Hold each letter for 15 to 30 seconds per repetition, 10 repetitions per set, 2 to 4 sets per letter. Repeat the sequence as many times as needed to get in a good workout.
These upper body exercises are great if you travel light and don’t like to take any equipment with you. And because no equipment is required, you can do them anywhere: inside your house or office, outside in the park or as an upper body warm-up at the gym.
4 Core Exercises
Keeping your abdominal core in shape doesn’t require a gym full of equipment. Normally all that is required is your body and a few pieces of common furniture – available almost where ever you go. But before we get into the exercises, let’s cover two basic rules when doing bodyweight exercises:
Form – This is so important not only to get the most from the exercise, but to reduce the risk of injury. Know how the exercise is supposed to be done and focus on doing it properly.
Speed – As in many things in life, slow wins the race and exercising is no different. Don’t try to get in a set of repetitions in record time. It isn’t a race against time. Moving slow and steady not only helps you focus on form and reduces the risk of injury, it gives your muscles a better workout.
Here are 4 great exercises that don’t require any equipment. Hence they can be done anywhere, which makes them a great workout when traveling.
1) Bird Dog
Start from your hands and knees on the ground or floor. While pulling in your abs, lift and stretch out your left leg and right arm. Hold for a second or two. Now bring in your stretched limbs until they touch each other and go back out to the starting position. That is one repetition. Do at least 5 reps on each side. The Bird Dog not only works the abs, hamstrings, glutes and shoulders, but also increases balance.
2) Standing Bicycle Crunch
From the standing position with hands locked behind your head, lift up your left leg and while twisting at the waist, try to touch your right arm elbow to your lifted left leg. Do 5 reps on each side. This exercise works the obliques and trunk rotational muscles.
3) Modified Bicycle Crunch
From the sitting position, hands locked behind your head, lift up your left leg and bring it toward your body. At the same time, twist at the trunk and touch the lifted leg with your opposite elbow (while keeping your hands locked behind your head). Lower your left leg, raise your right leg and twist in the opposite direction touching your right leg with your left elbow.

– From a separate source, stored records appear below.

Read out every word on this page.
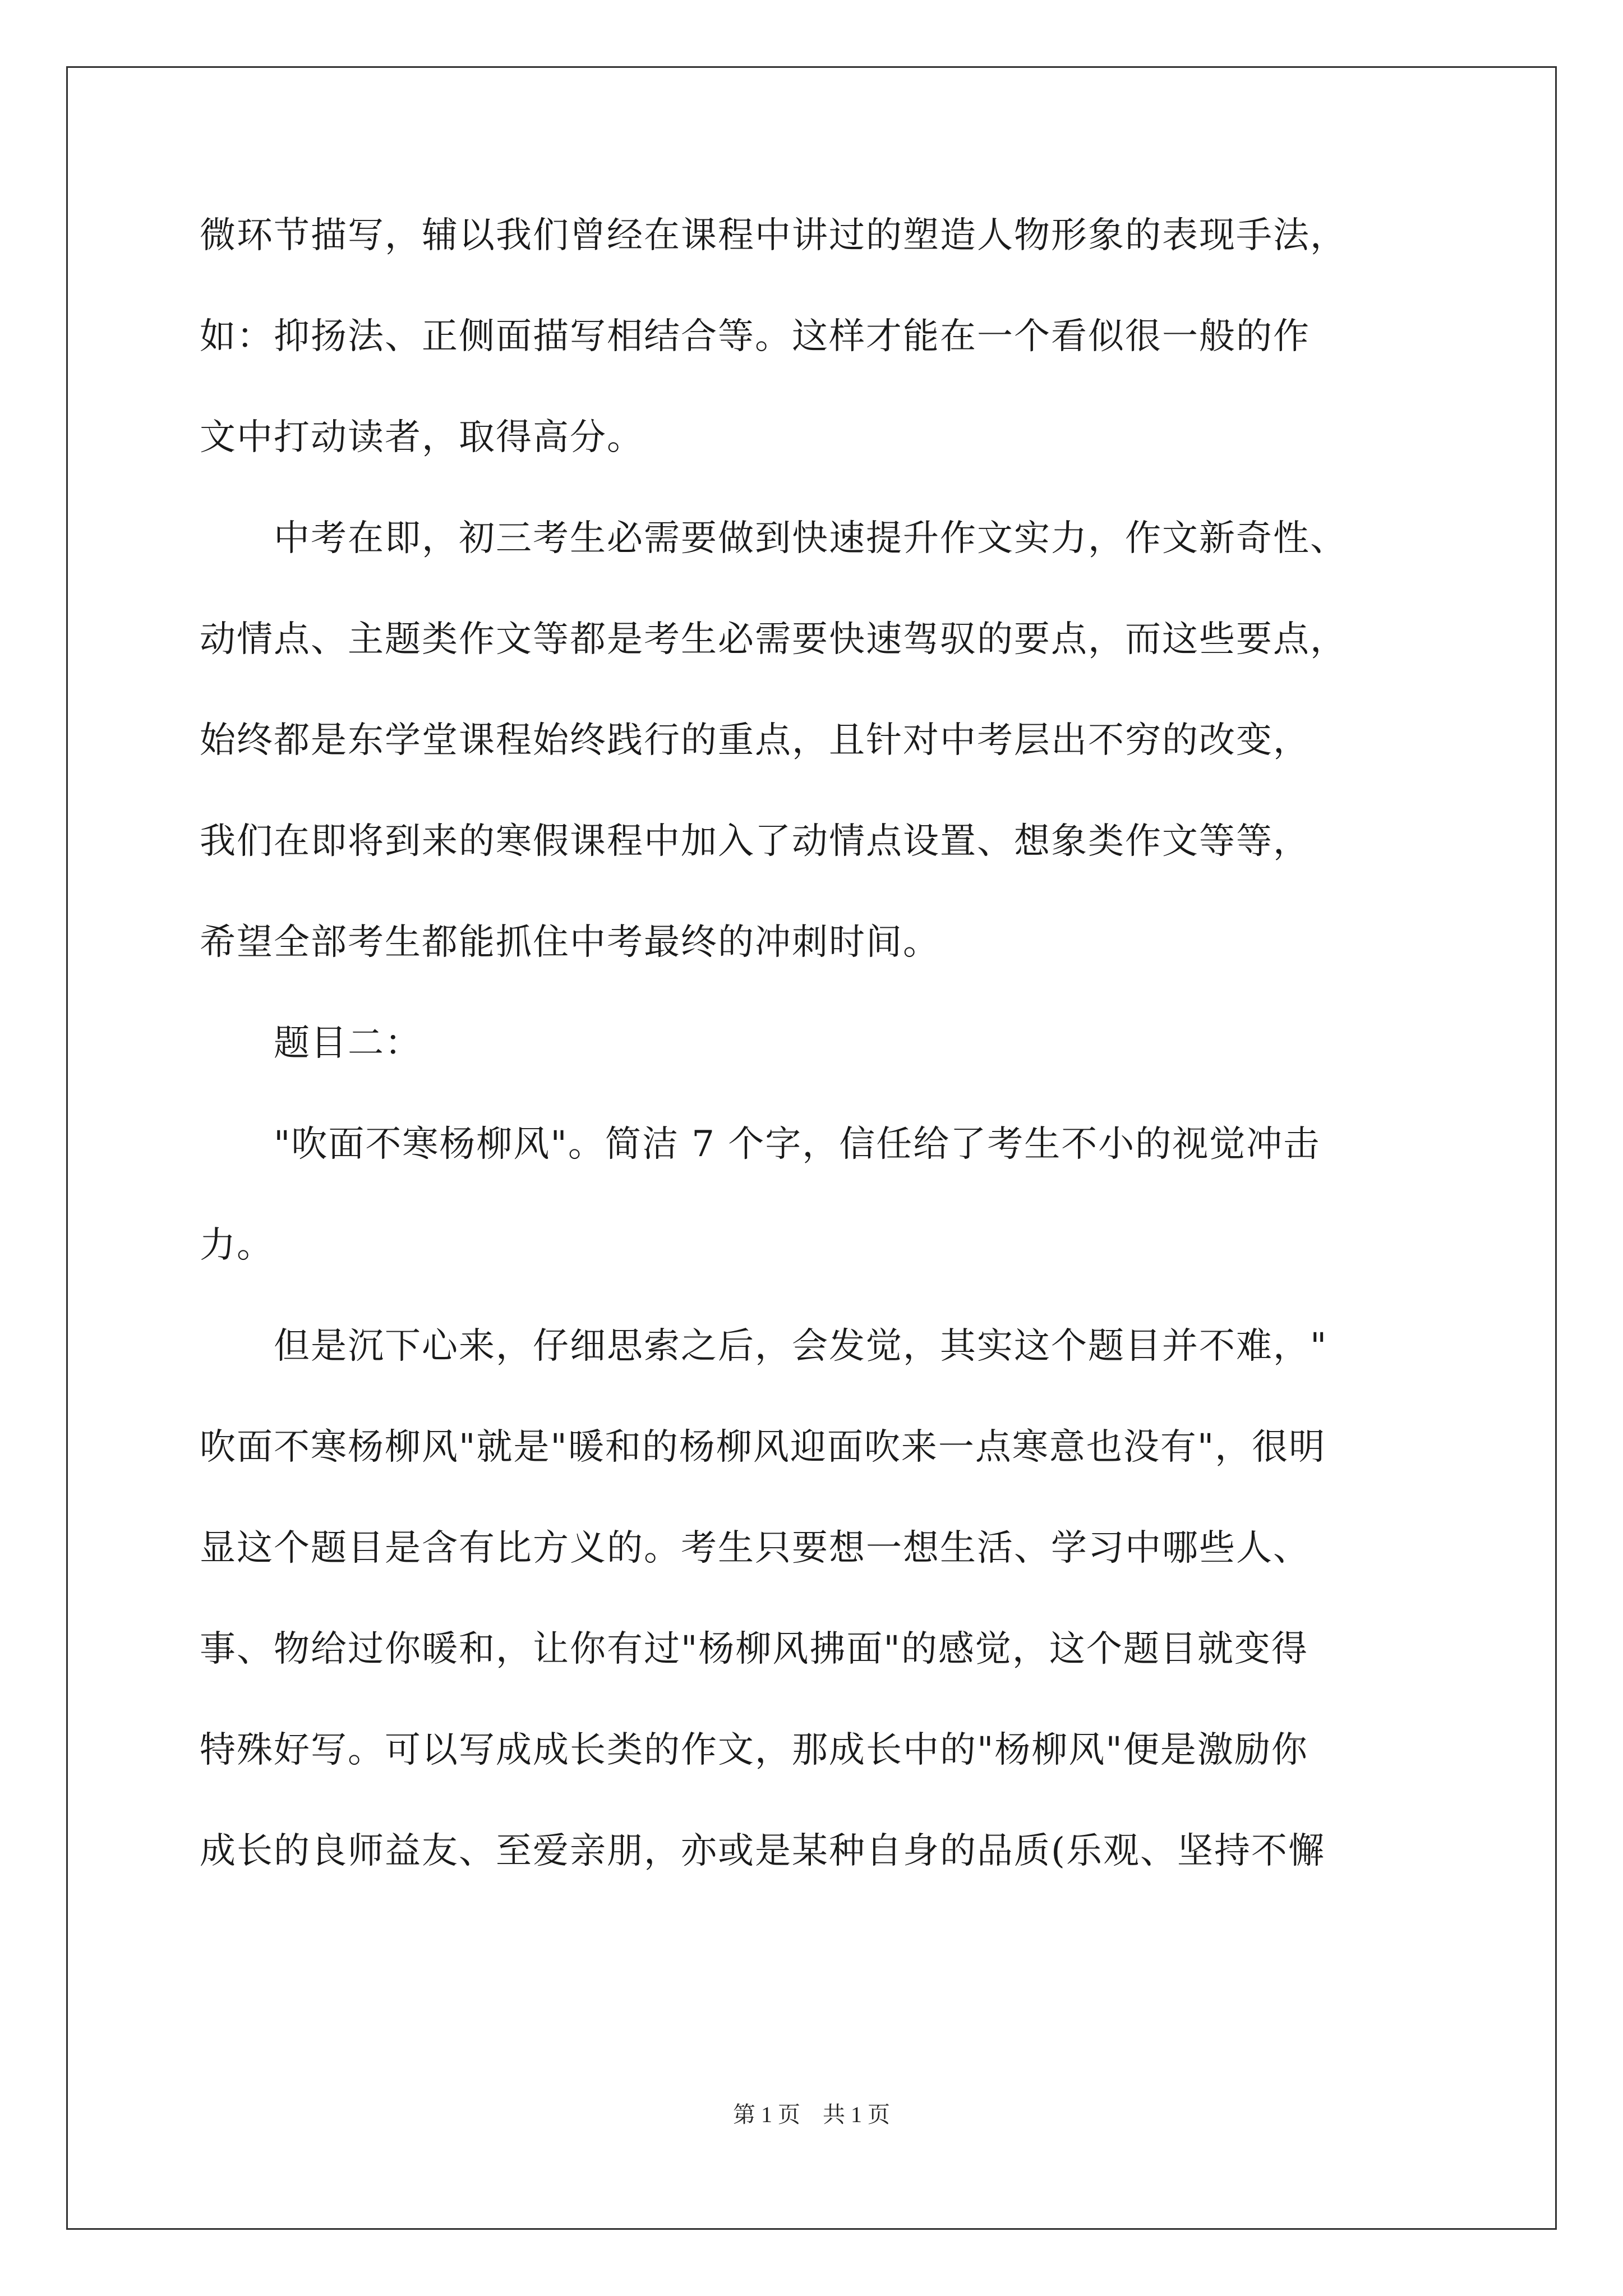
微环节描写，辅以我们曾经在课程中讲过的塑造人物形象的表现手法，
如：抑扬法、正侧面描写相结合等。这样才能在一个看似很一般的作
文中打动读者，取得高分。
　　中考在即，初三考生必需要做到快速提升作文实力，作文新奇性、
动情点、主题类作文等都是考生必需要快速驾驭的要点，而这些要点，
始终都是东学堂课程始终践行的重点，且针对中考层出不穷的改变，
我们在即将到来的寒假课程中加入了动情点设置、想象类作文等等，
希望全部考生都能抓住中考最终的冲刺时间。
　　题目二：
　　"吹面不寒杨柳风"。简洁 7 个字，信任给了考生不小的视觉冲击
力。
　　但是沉下心来，仔细思索之后，会发觉，其实这个题目并不难，"
吹面不寒杨柳风"就是"暖和的杨柳风迎面吹来一点寒意也没有"，很明
显这个题目是含有比方义的。考生只要想一想生活、学习中哪些人、
事、物给过你暖和，让你有过"杨柳风拂面"的感觉，这个题目就变得
特殊好写。可以写成成长类的作文，那成长中的"杨柳风"便是激励你
成长的良师益友、至爱亲朋，亦或是某种自身的品质(乐观、坚持不懈
第 1 页　共 1 页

Continue alternating back and forth for one-minute and then take a 20-second break. Repeat the sequence 5 to 10 times. This exercise also works the obliques and rotational muscles like the Standing Bicycle Crunch.
4) Spider Plank Crunch
No bodyweight exercise routine would be complete without a plank of some sort. For this one, start from the push-up position. Now bring up the left knee and touch it to your right arm. Return your knee to the starting position and repeat using your other knee and arm. Do 5 reps with each leg. Works the lower ab and glutes.
If you notice, each exercise works more than one muscle group, thus allowing you to get the maximum benefit from each repetition – and all without using any equipment. Sweet!